Bharat Singh of Riju Sarees is exclusive for its selection of wedding wear. “We have been in the market for the last 17 years; our prices range from Rs.1000 to Rs.10,000.” Amrit Lal Jain has conquered the area with his bunch of sari stores that are evident not only because of the assortment in their offering, but also because of their names that stem from women-centric Bollywood flicks: Dhanalakshmi, Bhagyashri, Mehendi, Mayur, Sajni — and the two-month-old Rupmandir Fashions.
The bangle stores scattered across the street may seem like a handful, but if you were to ever count them, you’d realise that they’re quite a competition to the sari stores. It’s almost impossible to return without at least a dozen in your shopping bag… metal, copper, glass, plastic, oxidised, silver, gold and stone.
“We sell stone bangles and glass bangles; we are crowded throughout the year. We even have bangle boxes and trays to complement them,” says Jitender Vaishnav of Agarwal Fancy. “People come here because our pricing is reasonable.”
Butterfly Bangles and Bridal Bangles are popular among those shopping for their wedding trousseau. They have a variety of stone bangles, displayed on decorated stands behind transparent doors. Prices begin at Rs.150 and go all the way up to Rs.1150.

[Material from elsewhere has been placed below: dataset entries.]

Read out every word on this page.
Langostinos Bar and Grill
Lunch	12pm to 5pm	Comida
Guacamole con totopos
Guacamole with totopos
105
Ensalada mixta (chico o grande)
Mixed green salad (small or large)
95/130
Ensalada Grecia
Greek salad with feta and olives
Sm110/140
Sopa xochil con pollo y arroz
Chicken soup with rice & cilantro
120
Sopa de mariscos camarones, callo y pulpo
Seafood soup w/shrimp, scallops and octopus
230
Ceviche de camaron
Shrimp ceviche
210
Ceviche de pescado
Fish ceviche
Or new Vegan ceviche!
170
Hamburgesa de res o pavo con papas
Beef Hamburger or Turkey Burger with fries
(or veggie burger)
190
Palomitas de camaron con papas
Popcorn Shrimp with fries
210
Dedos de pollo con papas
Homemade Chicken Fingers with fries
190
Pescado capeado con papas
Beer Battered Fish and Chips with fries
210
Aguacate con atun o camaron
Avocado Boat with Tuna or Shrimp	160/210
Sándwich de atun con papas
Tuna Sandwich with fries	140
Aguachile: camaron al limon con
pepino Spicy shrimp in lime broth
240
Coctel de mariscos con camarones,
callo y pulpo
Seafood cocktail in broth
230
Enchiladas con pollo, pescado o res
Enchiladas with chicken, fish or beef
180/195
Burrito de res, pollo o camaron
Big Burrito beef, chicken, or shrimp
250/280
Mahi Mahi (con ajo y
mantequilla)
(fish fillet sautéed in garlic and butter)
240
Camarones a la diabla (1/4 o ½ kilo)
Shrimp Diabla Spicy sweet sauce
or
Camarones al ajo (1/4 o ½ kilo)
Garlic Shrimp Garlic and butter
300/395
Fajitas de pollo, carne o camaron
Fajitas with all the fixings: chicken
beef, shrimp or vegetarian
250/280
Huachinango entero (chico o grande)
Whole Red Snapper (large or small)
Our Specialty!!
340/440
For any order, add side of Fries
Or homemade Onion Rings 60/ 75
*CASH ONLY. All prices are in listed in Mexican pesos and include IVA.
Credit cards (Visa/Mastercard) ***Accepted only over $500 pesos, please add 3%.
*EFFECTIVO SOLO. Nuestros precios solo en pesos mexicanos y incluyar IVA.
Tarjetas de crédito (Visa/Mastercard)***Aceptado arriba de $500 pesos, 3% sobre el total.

At the doorstep of Kankariya Sarees is a hawker who tries to multi-task between handling the crowd and talking to us. Most people seem interested in the red polka dot bangles and the range of coloured ones striped with silver. His prices are simple; between Rs.20 and Rs.30. If you are keen on cosmetics, then Ramesh Fancy stores has a room filled with double sided eye-pencils, an array of lipsticks, nail polishes stored in humungous plastic boxes and anything else that you might be looking for.
And the sundry…
Squeezed between these sari stores are other shops offering salwar suits and material, western wear, exclusive accessory stores, footwear stores and stores focussed on garments for children. Ada Boutique has set up shop in the dead end of a match-box like complex beside Kothari Sarees and focuses on youngsters. The display has a variety of salwar suits and material and western wear predominantly t-shirts and tunics. At the foot of the massive sari houses, hawkers have set up their own little creative boutiques displaying bangles and footwear. Nirmal Sharma, who has a footwear stall, says, “We import our stuff from Bengaluru and our prices range from Rs.100 to Rs.150.”
Payal is a II Year M.A. Communication student at M.O.P. Vaishnav College for Women.